The White House withheld immediate comment on the Senate blueprint, pending its approval.
But in a statement released Wednesday night after the similar plan cleared the House, it said Republicans were aiming to lock in "draconian cuts" in some domestic programs while supporting lower taxes for the rich and "failing to responsibly fund our national security."
Defense spending emerged as a struggle between the political parties where appearances meant more than policies.
Obama proposed $612 billion for the Pentagon for next year, including $561 billion for direct funding and another $51 billion from a separate account that supports overseas military and diplomatic activities.
Senate Republicans supported an identical $612 billion, $523 billion of that directly and another $89 billion from the separate account.
The Senate budget, like its counterpart in the House, is vague on specifics, and passage would clear the way for a compromise between the two houses that would be followed by the drafting of highly detailed legislation to actually implement the policies.
Under congressional budget rules for that fight to come, Republicans would be permitted to draft one deficit-cutting bill that Senate Democrats could not filibuster, meaning it could pass on a simple majority vote.

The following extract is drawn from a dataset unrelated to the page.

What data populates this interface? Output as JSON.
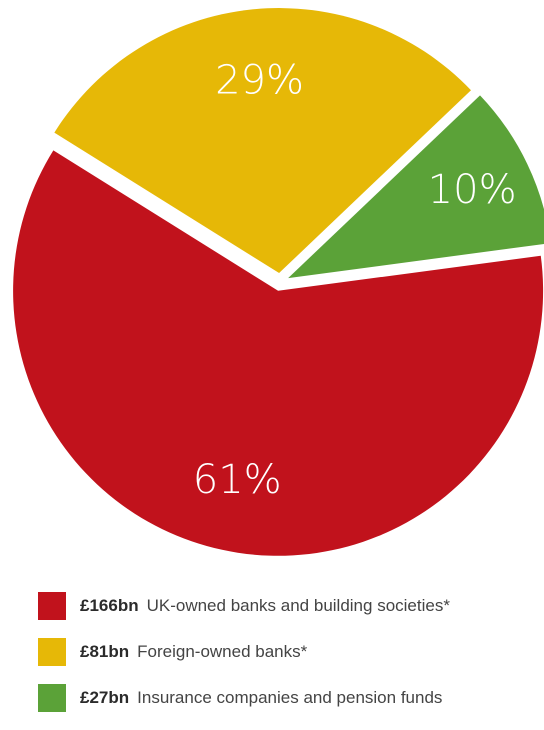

The GOP leadership has been somewhat vague about its likely contents, although several rank-and-file Republicans have said they expect it to include the repeal of the health care law that was enacted on the strength of solely Democratic votes five years ago.
Most of the Senate's day was consumed in seemingly endless votes on proposals whose value lay more in a political campaign than in lawmaking.
One, by Kentucky Sen. Rand Paul, a GOP presidential hopeful, recommended putting another $76 billion into defense spending next year, and cutting from domestic programs to offset the cost. It failed, 96-4.
Associated Press writer Stephen Ohlemacher contributed to this story.